Monday, April 4, 2011

Little Effigies


Effigy: {a representation of a person, especially in the form of sculpture or some other three-dimensional form}.  In this case a child's doll. Most likely a female child. Little girls would practice for motherhood with a doll such as this; a doll with wide, ever-open eyes. Its pupils permanently dilated in acid-trip-wonder. It's over-sized hands perpetually reaching for you, me, anybody to grab onto. Little boys didn't have real-world scale effigies to hold, or which begged to be held. Their effigies were much smaller in scale: army men, plastic dinosaurs, G.I. Joes. And they were not to be cuddled, they were to be posed, put into action, thrown, smashed, melted and burned. A smaller effigy is a more distant effigy. A more distant effigy is removed from us as a conceptual being, and what that teaches boys is anything but fatherhood. Not that a vinyl baby-doll was a substitute for a living role model. But dolls such as the one pictured above. for sale at a flea market, were designed to be held closely and with tenderness. Most little girls did not set their dolls on fire or tie them to the end of their kites. Dolls had names and pretty clothes. They were given special privileges. They sat at the dinner table and and took long trips in the car. But they don't age well. An old doll is a creepy doll, and as the hair falls out and the flesh takes on the patina of a street vagrant, they begin to more accurately mirror people - people we'd rather not acknowledge.  A doll is intended to mimic those features in a child that play to our nurturing nature, but there is something very false about them beyond the plastic skin and stiffness.

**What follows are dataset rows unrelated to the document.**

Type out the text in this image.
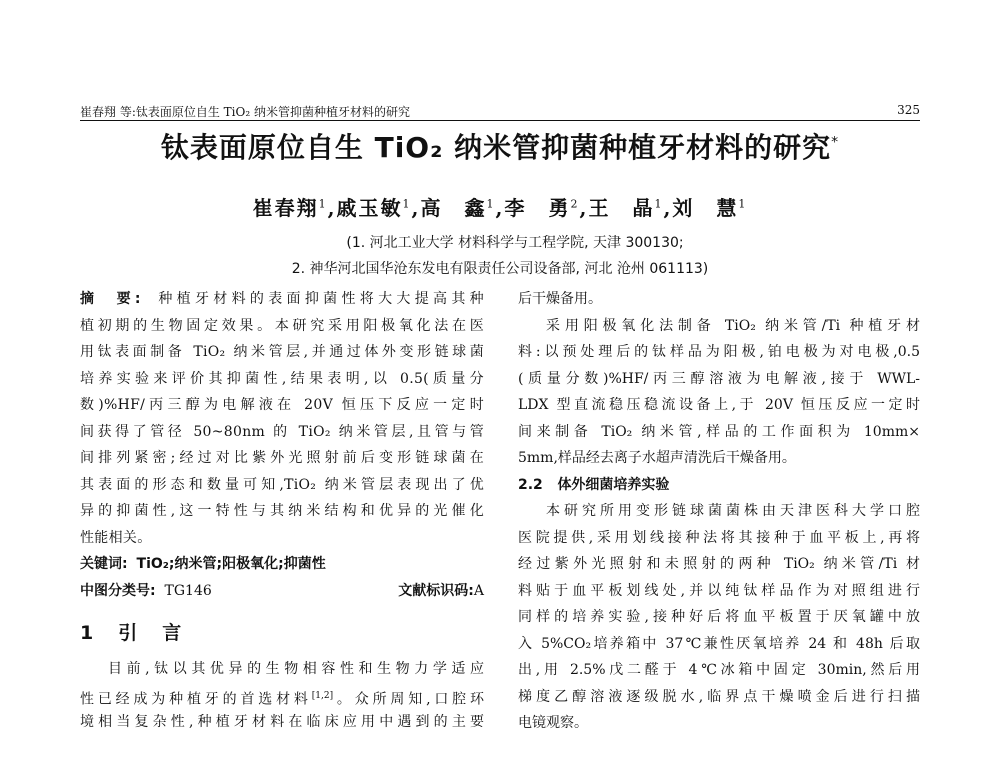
崔春翔 等:钛表面原位自生 TiO₂ 纳米管抑菌种植牙材料的研究	325
钛表面原位自生 TiO₂ 纳米管抑菌种植牙材料的研究*
崔春翔$^1$,戚玉敏$^1$,高　鑫$^1$,李　勇$^2$,王　晶$^1$,刘　慧$^1$
(1. 河北工业大学 材料科学与工程学院, 天津 300130;
2. 神华河北国华沧东发电有限责任公司设备部, 河北 沧州 061113)
摘　要: 种植牙材料的表面抑菌性将大大提高其种
植初期的生物固定效果。本研究采用阳极氧化法在医
用钛表面制备 TiO₂ 纳米管层,并通过体外变形链球菌
培养实验来评价其抑菌性,结果表明,以 0.5(质量分
数)%HF/丙三醇为电解液在 20V 恒压下反应一定时
间获得了管径 50~80nm 的 TiO₂ 纳米管层,且管与管
间排列紧密;经过对比紫外光照射前后变形链球菌在
其表面的形态和数量可知,TiO₂ 纳米管层表现出了优
异的抑菌性,这一特性与其纳米结构和优异的光催化
性能相关。
关键词: TiO₂;纳米管;阳极氧化;抑菌性
中图分类号: TG146	文献标识码:A
1　引　言
目前,钛以其优异的生物相容性和生物力学适应
性已经成为种植牙的首选材料[1,2]。众所周知,口腔环
境相当复杂性,种植牙材料在临床应用中遇到的主要
后干燥备用。
采用阳极氧化法制备 TiO₂ 纳米管/Ti 种植牙材
料:以预处理后的钛样品为阳极,铂电极为对电极,0.5
(质量分数)%HF/丙三醇溶液为电解液,接于 WWL-
LDX 型直流稳压稳流设备上,于 20V 恒压反应一定时
间来制备 TiO₂ 纳米管,样品的工作面积为 10mm×
5mm,样品经去离子水超声清洗后干燥备用。
2.2 体外细菌培养实验
本研究所用变形链球菌菌株由天津医科大学口腔
医院提供,采用划线接种法将其接种于血平板上,再将
经过紫外光照射和未照射的两种 TiO₂ 纳米管/Ti 材
料贴于血平板划线处,并以纯钛样品作为对照组进行
同样的培养实验,接种好后将血平板置于厌氧罐中放
入 5%CO₂培养箱中 37℃兼性厌氧培养 24 和 48h 后取
出,用 2.5%戊二醛于 4℃冰箱中固定 30min,然后用
梯度乙醇溶液逐级脱水,临界点干燥喷金后进行扫描
电镜观察。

It's trickery stops working at a certain age and the effect must be something akin to what a duck feels upon touching down beside a wooden decoy. Man creates many different kinds of effigies for all sorts of purposes, but none have the impact of those we create for child's play. Those first interactions with little fake people -  the first 'people' we ever fully control, the first 'people' whose fates lie in our hands, form our earliest people dynamics. Girls were given dolls they could hold and have conversations with, boys were given tiny monochromatic men with no discernible features, bearing weapons or equipped to carry them. Both options feel disturbing in hindsight. And maybe that's why dolls like this one are often found in flea markets and garage sales; the army men were all melted years ago.